Recent news on the forthcoming expiry date of patents related to important biodrugs in Brazil has aroused the medical-scientific community’s attention on follow-on biologics.

Brazilian doctors are worried about the safety and efficacy of biosimilars and have questioned the criteria for "market approval" determined by ANVISA (the National Health Authority), based on quite cursory clinical studies.

The government, on the opposite side of the discussion, is interested in speeding up the regulatory path for those biosimilars in order to reduce investments in the purchase of biodrugs to be distributed by the SUS (the Public Health System).

Biodrugs, although representing less than 5% of the medicines supplied in Brazil, amount around 40% of the corresponding Ministry of Health´s budget.

ANVISA´s Resolution RDC 55 defines “biological drugs” and “new biological drugs”. Biosimilars would be classified as “biological drugs”.

Still according to that Resolution, “biological drugs” can follow two paths for market approval purposes: the comparability path and the individuality path.
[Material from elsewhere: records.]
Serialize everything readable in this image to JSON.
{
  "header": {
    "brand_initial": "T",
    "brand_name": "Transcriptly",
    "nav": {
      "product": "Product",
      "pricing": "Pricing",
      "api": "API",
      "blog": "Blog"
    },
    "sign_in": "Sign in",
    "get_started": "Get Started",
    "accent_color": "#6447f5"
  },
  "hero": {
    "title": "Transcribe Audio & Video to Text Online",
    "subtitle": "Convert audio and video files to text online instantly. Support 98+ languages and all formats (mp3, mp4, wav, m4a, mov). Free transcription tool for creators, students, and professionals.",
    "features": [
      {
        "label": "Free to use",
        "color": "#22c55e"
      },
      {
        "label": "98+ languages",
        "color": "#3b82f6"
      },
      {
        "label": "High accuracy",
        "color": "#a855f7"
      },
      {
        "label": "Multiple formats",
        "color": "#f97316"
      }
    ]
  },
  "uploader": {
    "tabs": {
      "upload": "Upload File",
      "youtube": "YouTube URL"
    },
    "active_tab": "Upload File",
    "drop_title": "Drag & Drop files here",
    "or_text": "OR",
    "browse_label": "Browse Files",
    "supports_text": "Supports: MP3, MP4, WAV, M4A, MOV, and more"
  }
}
In both options some aspects of the clinical studies are simplified.

Regarding patents, three important aspects must be analyzed:

  • Absence of regulatory extensions such as “data exclusivity” in Brazil for pharmaceutical drugs for human use: therefore, a priori, as soon as the patent expires, the biosimilar’s market approval may be requested;
  • Complexity of the process for producing biodrugs: the biosimilar industry may benefit from Article 43 (VII) of Industrial Property Law No. 9,279/96 (IPL), our BOLAR-TYPE EXEMPTION, in order to have sufficient time to perform the tests and produce the data necessary to apply for marketing approval to launch the product right after the patent expiration date;
  • Economic aspect: not only the production costs of biosimilars are much higher than those of generic drugs (with small molecules), but also the expenses involved in the market approval process, due to the need of clinical trials, reduce the profits on the sale of those drugs.

Therefore, despite the government incentives for the development of the biosimilar industry in Brazil seem advantageous, the “biological drugs” industries in Brazil may tend to invest on “biobetters”, which include innovation that can be patentable and may increase profits in the sector.